Needless to say, the book had the Street buzzing when it came out in April. It also incurred the wrath of Lazard, which called the account "substantially inaccurate" and Cohan a "junior banker" who hadn't worked there in more than 10 years.
Meanwhile, another former junior banker, Dana Vachon, became what The Huffington Post blog called publishing's golden boy of the moment last spring after he fictionalised and satirised his short career at JPMorgan Chase & Co in Mergers and Acquisitions.
The highly touted book brought Vachon a US$650,000 ($859,000) advance and a movie deal, but didn't make the bestseller lists.
One notable book that did was The No Asshole Rule: Building a Civilized Workplace and Surviving One That Isn't by Stanford University professor Robert I. Sutton.
While there's no shortage of advice on how to cope with office bullies, Sutton advises against even tolerating them. He suggests companies "view acting like an asshole as a communicable disease" and to adopt a "no-jerks" rule not only for their own staffs, but also for clients and customers.

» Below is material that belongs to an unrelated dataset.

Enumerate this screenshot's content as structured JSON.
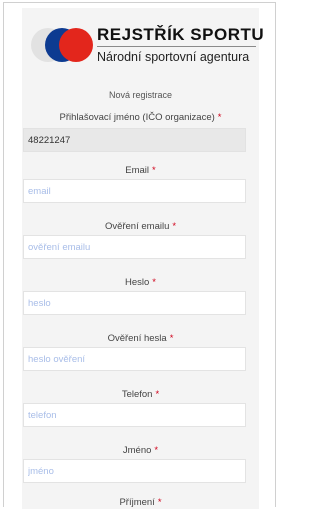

The book won the publishing industry's Quill Award in the business category.
The recipient of another prize debunked a key part of the very category in which it won. The Halo Effect ... and the Eight Other Business Delusions that Deceive Managers was named business book of the year by the getAbstract awards committee at the Frankfurt Book Fair.
Phil Rosenzweig, a professor at the IMD business school in Lausanne, Switzerland, found more than a couple of delusions in management bibles like Thomas Peters and Robert Waterman's In Search of Excellence.
His conclusion was there's no magic secret to success.